A Pennsylvania jury awarded an Indiana woman a $28 million verdict in the state’s first Xarelto lawsuit trial. The plaintiff suffered gastrointestinal bleeding about a year after being prescribed the blood-thinning drug, according to a press release.
The verdict followed nearly a month of testimony in court of Common Pleas. The plaintiff’s attorneys accused Johnson & Johnson and Bayer of downplaying the potentially life-threatening side effects of the Xarelto drug.
It took the jury less than two days to come to a verdict, awarding the plaintiff and her husband $1.8 million in compensatory damages and $26 million in punitive damages.
Pharmaceutical giants Bayer and Johnson & Johnson have been named in more than 20,000 lawsuits related to the Xarelto drug. Approximately 2,000 of those lawsuits are part of the mass tort program in Philadelphia.
Plaintiffs claim that the two companies failed to give patients and doctors adequate warnings about the drug’s potentially serious side effects, which include internal bleeding. The drug companies have also been accused of marketing Xarelto as a superior alternative to the blood thinning drug warfarin.
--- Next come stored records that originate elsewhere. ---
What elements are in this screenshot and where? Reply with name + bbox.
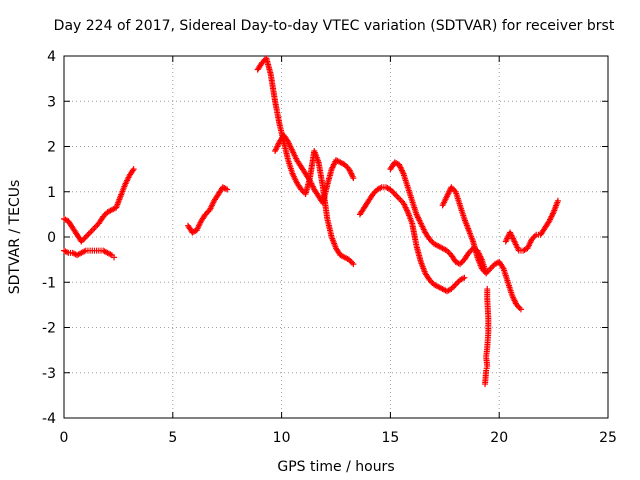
data-point [130,166,137,173]
y-tick-label: -3 [42,366,56,382]
series-s9 [482,286,492,388]
y-tick-label: 2 [47,140,56,156]
series-s7 [387,159,490,277]
data-marks [61,55,561,388]
series-s10 [502,197,561,254]
y-tick-label: 1 [47,185,56,201]
data-point [129,167,136,174]
y-tick-label: 4 [47,49,56,65]
series-s5 [272,132,357,207]
data-point [111,254,118,261]
data-point [224,186,231,193]
y-tick-label: -1 [42,275,56,291]
x-tick-label: 10 [273,430,291,446]
series-s6 [356,184,468,295]
y-tick-label: -2 [42,321,56,337]
data-point [499,264,506,271]
x-tick-label: 5 [168,430,177,446]
series-s1 [61,166,137,245]
x-tick-label: 20 [490,430,508,446]
axis-ticks: 0 5 10 15 20 25 -4 -3 -2 -1 0 1 2 3 4 [42,49,617,446]
data-point [461,274,468,281]
chart-title: Day 224 of 2017, Sidereal Day-to-day VTE… [54,18,615,34]
x-tick-label: 0 [60,430,69,446]
x-tick-label: 15 [381,430,399,446]
y-tick-label: 3 [47,94,56,110]
y-tick-label: 0 [47,230,56,246]
y-axis-label: SDTVAR / TECUs [7,180,23,295]
y-tick-label: -4 [42,411,56,427]
series-s2 [61,247,118,261]
x-axis-label: GPS time / hours [277,459,394,475]
data-point [350,261,357,268]
data-point [554,197,561,204]
data-point [517,306,524,313]
data-point [350,175,357,182]
series-s8 [439,184,524,313]
x-tick-label: 25 [599,430,617,446]
series-s3 [185,184,231,236]
grid-lines [64,56,608,418]
data-point [484,286,491,293]
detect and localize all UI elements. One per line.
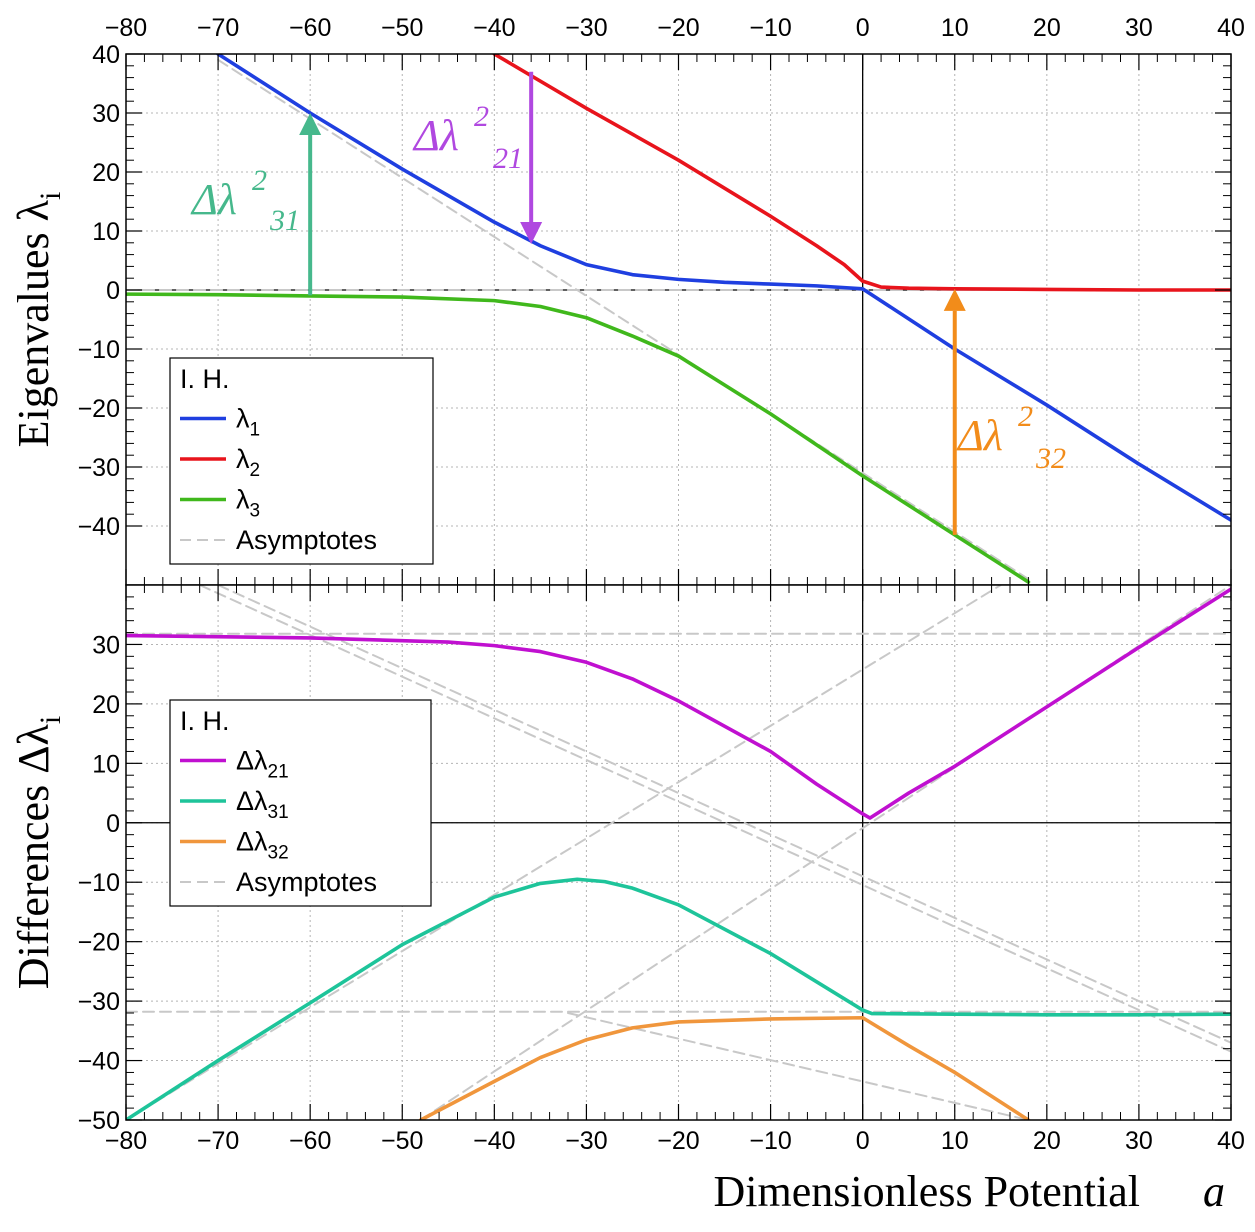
y-tick-label: 10 <box>92 750 120 778</box>
x-tick-label: −50 <box>381 1127 423 1155</box>
x-tick-label: 40 <box>1217 14 1245 42</box>
annotation-label-d32: Δλ <box>956 411 1003 460</box>
x-tick-label: 10 <box>941 14 969 42</box>
annotation-sup-d31: 2 <box>252 164 267 197</box>
annotation-sub-d32: 32 <box>1035 442 1066 475</box>
legend-label-d32: Δλ32 <box>236 827 289 864</box>
series-l1-line <box>216 54 1231 522</box>
x-tick-label: 0 <box>856 14 870 42</box>
series-l3-line <box>126 292 1031 584</box>
x-tick-label: −70 <box>197 14 239 42</box>
y-tick-label: −10 <box>78 869 120 897</box>
legend-title: I. H. <box>180 706 230 736</box>
legend-title: I. H. <box>180 364 230 394</box>
legend-label-l1: λ1 <box>236 404 260 441</box>
annotation-arrowhead-d32 <box>943 288 966 311</box>
series-asym-line <box>217 585 1231 1044</box>
x-tick-label: −80 <box>105 1127 147 1155</box>
series-l2-line <box>492 54 1231 292</box>
x-tick-label: −70 <box>197 1127 239 1155</box>
annotation-arrowhead-d31 <box>299 113 322 135</box>
series-d32-line <box>418 1015 1031 1120</box>
annotation-sup-d32: 2 <box>1018 400 1033 433</box>
y-tick-label: −40 <box>78 1048 120 1076</box>
annotation-sup-d21: 2 <box>474 100 489 133</box>
y-tick-label: 10 <box>92 218 120 246</box>
x-tick-label: 20 <box>1033 1127 1061 1155</box>
x-axis-variable: a <box>1203 1167 1225 1216</box>
x-tick-label: −20 <box>657 1127 699 1155</box>
x-tick-label: 0 <box>856 1127 870 1155</box>
x-tick-label: −30 <box>565 14 607 42</box>
y-tick-label: 20 <box>92 691 120 719</box>
legend-label-asym: Asymptotes <box>236 525 377 555</box>
x-tick-label: −40 <box>473 14 515 42</box>
x-tick-label: −30 <box>565 1127 607 1155</box>
y-tick-label: 30 <box>92 100 120 128</box>
series-asym-line <box>217 58 1030 581</box>
annotation-sub-d31: 31 <box>269 204 300 237</box>
x-tick-label: −10 <box>749 14 791 42</box>
x-tick-label: 30 <box>1125 14 1153 42</box>
series-d31-line <box>126 877 1231 1120</box>
y-tick-label: 40 <box>92 41 120 69</box>
y-tick-label: 20 <box>92 159 120 187</box>
y-tick-label: 30 <box>92 631 120 659</box>
x-tick-label: −20 <box>657 14 699 42</box>
legend-label-asym: Asymptotes <box>236 867 377 897</box>
legend-label-l2: λ2 <box>236 444 260 481</box>
y-tick-label: 0 <box>106 810 120 838</box>
x-tick-label: −60 <box>289 14 331 42</box>
y-tick-label: −40 <box>78 513 120 541</box>
x-axis-title: Dimensionless Potential <box>713 1167 1140 1216</box>
x-tick-label: −80 <box>105 14 147 42</box>
legend-label-d31: Δλ31 <box>236 786 289 823</box>
annotation-label-d21: Δλ <box>412 111 459 160</box>
y-tick-label: −10 <box>78 336 120 364</box>
bottom-y-axis-title: Differences Δλi <box>9 716 67 989</box>
annotation-arrowhead-d21 <box>520 221 543 244</box>
series-d21-line <box>126 587 1231 820</box>
series-asym-line <box>126 585 1002 1120</box>
x-tick-label: −60 <box>289 1127 331 1155</box>
x-tick-label: −50 <box>381 14 423 42</box>
series-asym-line <box>567 1012 1030 1120</box>
x-tick-label: −40 <box>473 1127 515 1155</box>
bottom-panel: −50 −40 −30 −20 −10 0 10 20 30 −80 −70 −60 −50 −40 −30… <box>9 584 1245 1216</box>
legend-box <box>169 357 434 565</box>
y-tick-label: −20 <box>78 395 120 423</box>
x-tick-label: −10 <box>749 1127 791 1155</box>
legend-label-d21: Δλ21 <box>236 746 289 783</box>
annotation-sub-d21: 21 <box>493 142 523 175</box>
x-tick-label: 30 <box>1125 1127 1153 1155</box>
top-y-axis-title: Eigenvalues λi <box>9 192 67 448</box>
x-tick-label: 10 <box>941 1127 969 1155</box>
y-tick-label: −30 <box>78 454 120 482</box>
annotation-label-d31: Δλ <box>190 175 237 224</box>
y-tick-label: 0 <box>106 277 120 305</box>
x-tick-label: 40 <box>1217 1127 1245 1155</box>
y-tick-label: −20 <box>78 929 120 957</box>
x-tick-label: 20 <box>1033 14 1061 42</box>
y-tick-label: −30 <box>78 988 120 1016</box>
y-tick-label: −50 <box>78 1107 120 1135</box>
legend-box <box>169 699 432 907</box>
series-asym-line <box>198 585 1231 1053</box>
legend-label-l3: λ3 <box>236 485 260 522</box>
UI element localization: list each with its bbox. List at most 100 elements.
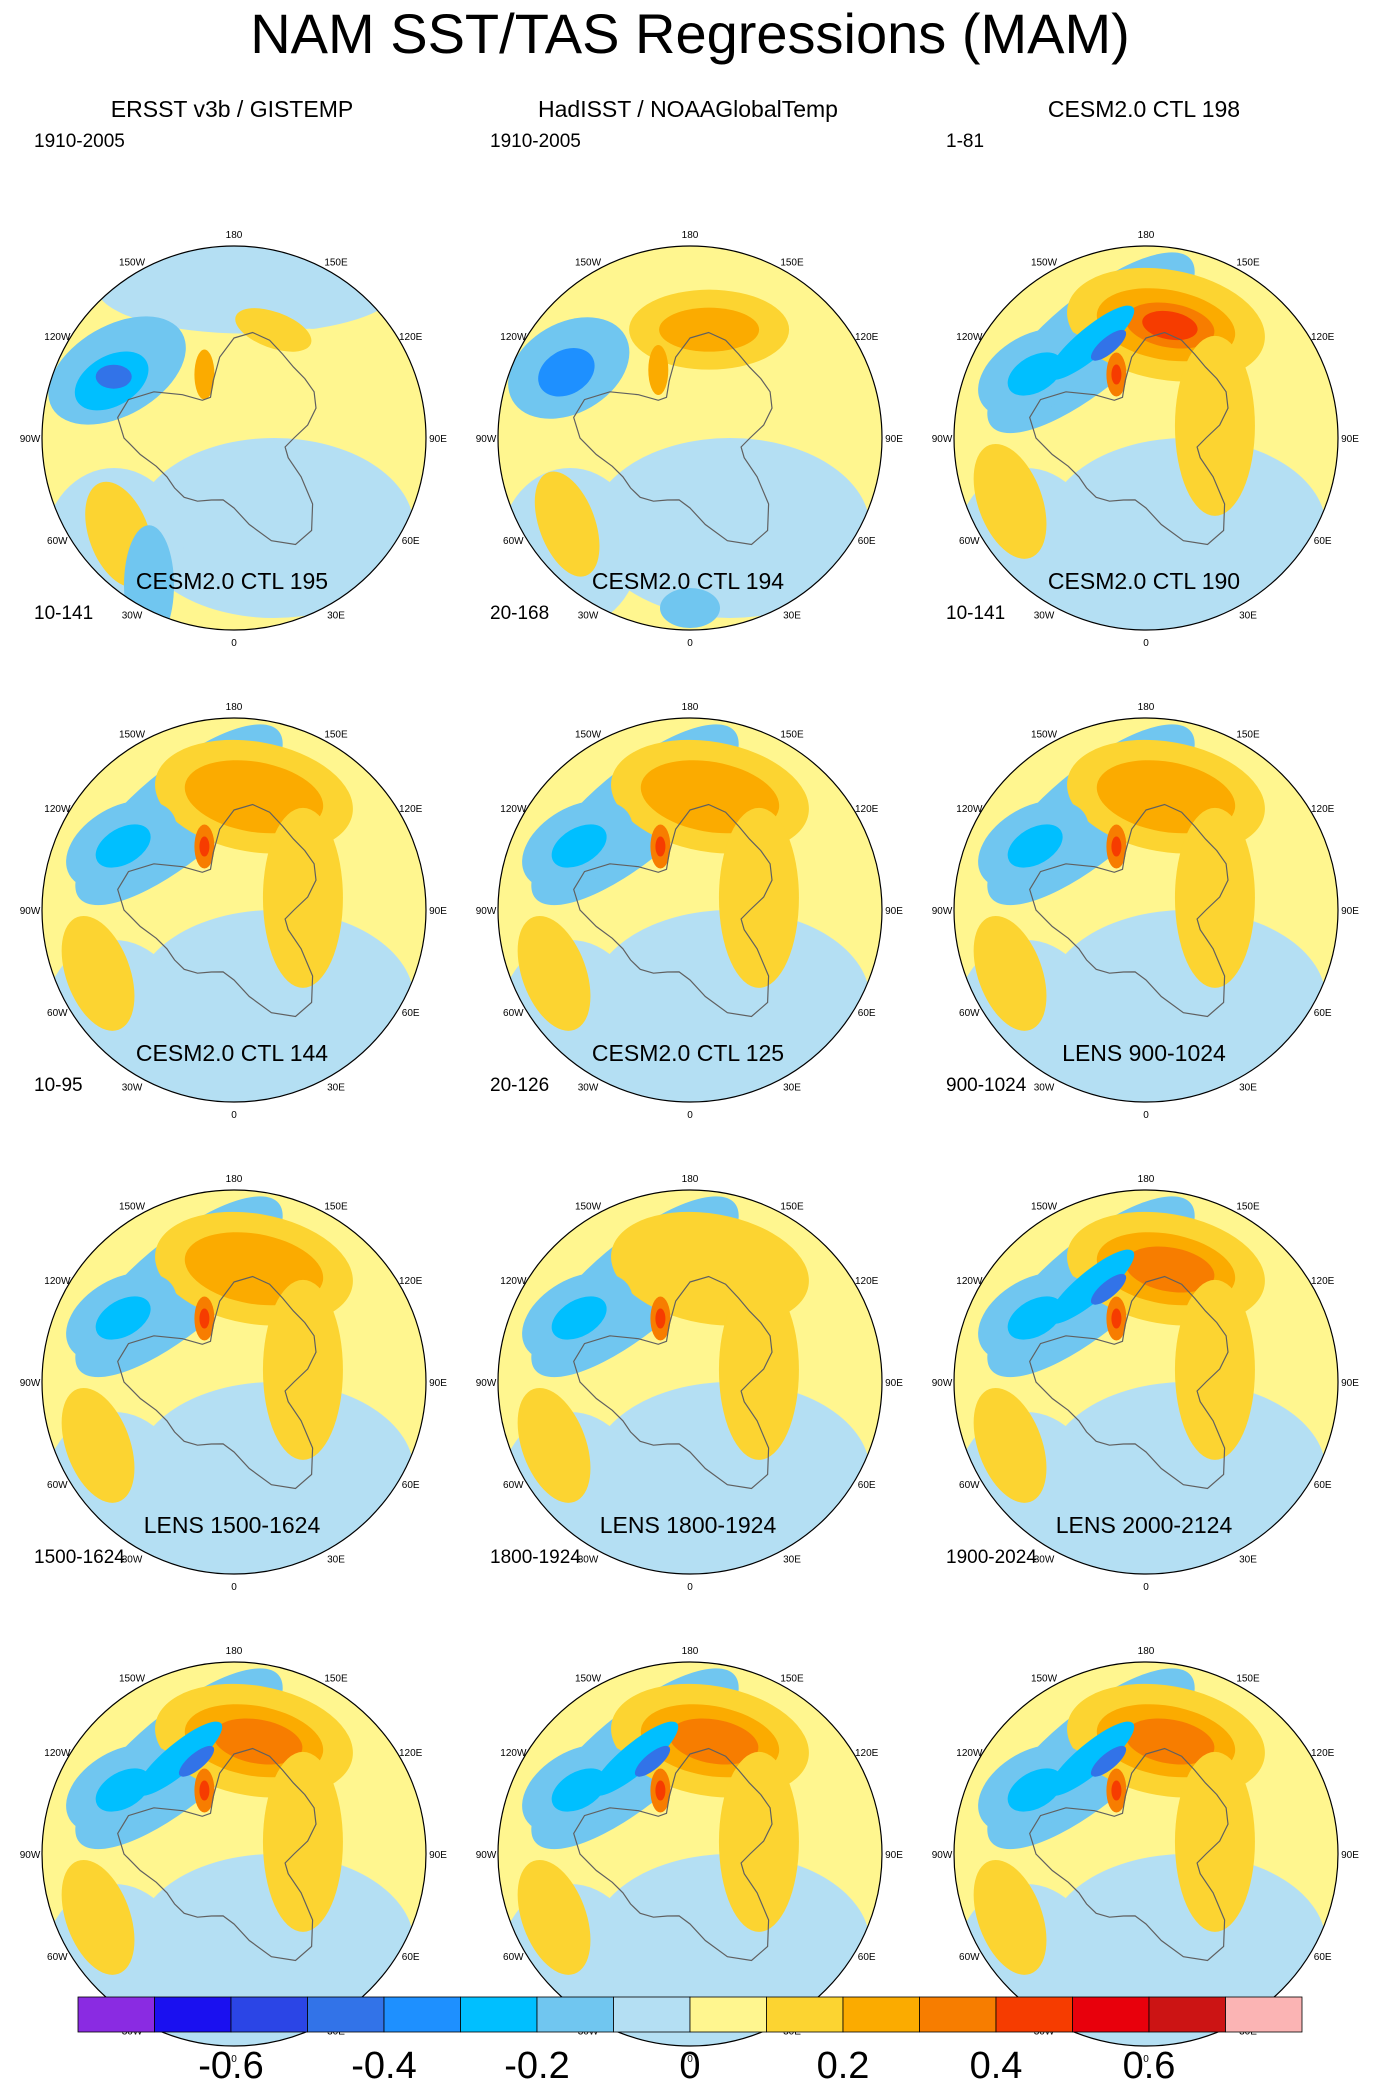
longitude-label: 30E [783, 611, 801, 622]
longitude-label: 30E [327, 1555, 345, 1566]
longitude-label: 60E [858, 536, 876, 547]
atlantic-cool-core [538, 348, 595, 397]
panel-title: CESM2.0 CTL 190 [1047, 568, 1241, 594]
atlantic-warm-band [534, 471, 600, 577]
eurasia-warm [718, 1751, 799, 1932]
longitude-label: 30E [1239, 2027, 1257, 2038]
longitude-label: 120W [956, 804, 983, 815]
longitude-label: 120E [1311, 1748, 1335, 1759]
eurasia-warm [1174, 335, 1255, 516]
eurasia-warm [718, 1279, 799, 1460]
map-panel: LENS 1500-1624 1500-1624 180 150E 120E 90E 60E… [12, 1511, 452, 2065]
coastline [573, 1747, 773, 1962]
polar-map: 180 150E 120E 90E 60E 30E 0 30W 60W 90W 120W 150W [20, 230, 448, 649]
longitude-label: 0 [687, 1582, 693, 1593]
longitude-label: 150W [1031, 1673, 1058, 1684]
alaska-cool-core [634, 1745, 671, 1777]
longitude-label: 180 [682, 1646, 699, 1657]
longitude-label: 30W [1034, 611, 1055, 622]
longitude-label: 150E [1236, 1673, 1260, 1684]
coastline [573, 1275, 773, 1490]
longitude-label: 180 [226, 1646, 243, 1657]
panel-period: 900-1024 [946, 1075, 1027, 1096]
coastline [117, 803, 317, 1018]
panel-title: LENS 1500-1624 [143, 1512, 321, 1538]
polar-map: 180 150E 120E 90E 60E 30E 0 30W 60W 90W 120W 150W [932, 230, 1360, 649]
polar-map: 180 150E 120E 90E 60E 30E 0 30W 60W 90W 120W 150W [932, 1174, 1360, 1593]
panel-period: 20-126 [490, 1075, 550, 1096]
longitude-label: 0 [1143, 1110, 1149, 1121]
panel-period: 10-141 [34, 603, 94, 624]
polar-map: 180 150E 120E 90E 60E 30E 0 30W 60W 90W 120W 150W [20, 1174, 448, 1593]
panel-period: 10-95 [34, 1075, 83, 1096]
longitude-label: 60W [959, 536, 980, 547]
longitude-label: 180 [1138, 702, 1155, 713]
longitude-label: 30E [327, 1083, 345, 1094]
polar-map: 180 150E 120E 90E 60E 30E 0 30W 60W 90W 120W 150W [20, 1646, 448, 2065]
longitude-label: 90E [885, 1850, 903, 1861]
coastline [573, 803, 773, 1018]
longitude-label: 30W [1034, 2027, 1055, 2038]
longitude-label: 90W [20, 906, 41, 917]
atlantic-warm-band [61, 1387, 135, 1503]
longitude-label: 150W [575, 1673, 602, 1684]
alaska-cool [1047, 1249, 1135, 1324]
longitude-label: 60W [959, 1480, 980, 1491]
panel-title: LENS 2000-2124 [1055, 1512, 1233, 1538]
alaska-cool [135, 1721, 223, 1796]
longitude-label: 60W [959, 1952, 980, 1963]
scandinavia-peak [655, 1308, 666, 1329]
longitude-label: 30E [783, 1083, 801, 1094]
eurasia-warm [262, 1751, 343, 1932]
subtropical-cool [570, 1472, 810, 1574]
coastline [1029, 803, 1229, 1018]
longitude-label: 60E [402, 1952, 420, 1963]
panel-period: 1900-2024 [946, 1547, 1037, 1568]
longitude-label: 0 [1143, 638, 1149, 649]
longitude-label: 90W [932, 1850, 953, 1861]
atlantic-warm-band [517, 1387, 591, 1503]
polar-map: 180 150E 120E 90E 60E 30E 0 30W 60W 90W 120W 150W [476, 1646, 904, 2065]
scandinavia-warm [648, 345, 669, 396]
longitude-label: 30W [578, 1555, 599, 1566]
map-border [41, 717, 427, 1103]
map-border [497, 1189, 883, 1575]
coastline [117, 331, 317, 546]
map-panel: CESM2.0 CTL 194 20-168 180 150E 120E 90E 60E 30… [468, 567, 908, 1121]
map-border [953, 717, 1339, 1103]
polar-map: 180 150E 120E 90E 60E 30E 0 30W 60W 90W 120W 150W [932, 1646, 1360, 2065]
longitude-label: 60E [1314, 1480, 1332, 1491]
longitude-label: 0 [1143, 2054, 1149, 2065]
longitude-label: 120E [1311, 332, 1335, 343]
subtropical-cool [114, 1472, 354, 1574]
polar-map: 180 150E 120E 90E 60E 30E 0 30W 60W 90W 120W 150W [476, 702, 904, 1121]
longitude-label: 0 [1143, 1582, 1149, 1593]
longitude-label: 90W [932, 906, 953, 917]
map-border [41, 245, 427, 631]
eurasia-warm [262, 1279, 343, 1460]
subtropical-cool [114, 1000, 354, 1102]
longitude-label: 150E [324, 257, 348, 268]
longitude-label: 60E [858, 1008, 876, 1019]
longitude-label: 30W [578, 2027, 599, 2038]
longitude-label: 150E [324, 1673, 348, 1684]
coastline [1029, 331, 1229, 546]
figure-title: NAM SST/TAS Regressions (MAM) [250, 2, 1130, 65]
longitude-label: 150W [119, 729, 146, 740]
eurasia-warm [262, 807, 343, 988]
longitude-label: 30E [1239, 1555, 1257, 1566]
atlantic-warm-band [517, 915, 591, 1031]
map-border [497, 717, 883, 1103]
longitude-label: 60E [402, 1480, 420, 1491]
map-border [953, 1661, 1339, 2047]
coastline [117, 1747, 317, 1962]
longitude-label: 120W [500, 1276, 527, 1287]
atlantic-cool-core [1007, 352, 1063, 396]
longitude-label: 60E [1314, 536, 1332, 547]
atlantic-warm-band [61, 1859, 135, 1975]
scandinavia-peak [1111, 1308, 1122, 1329]
longitude-label: 60W [503, 1952, 524, 1963]
longitude-label: 60W [503, 1480, 524, 1491]
longitude-label: 180 [682, 702, 699, 713]
longitude-label: 150W [119, 1673, 146, 1684]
The lawsuit notes that bleeding associated with warfarin can be stopped through the administration of vitamin K. There are currently no approved methods of reversal for bleeding events associated with the Xarelto drug.
Federally-filed lawsuits related to Xarelto are centralized in the U.S. District Court, Eastern District of Louisiana. More than 19,000 cases are pending.
Three trials have been convened, all of which were defense verdicts.
Xarelto has been approved:
- To reduce the risk of pulmonary embolism and thrombosis.
- For prevention of stroke in people with non-valvular atrial fibrillation.
- To prevent deep vein thrombosis.
- To treat pulmonary embolism and deep vein thrombosis.
Internal bleeding is a known risk of blood thinners, but those who have filed Xarelto lawsuits claim that the drug manufacturers wrongly marketed the medication as an improvement to warfarin.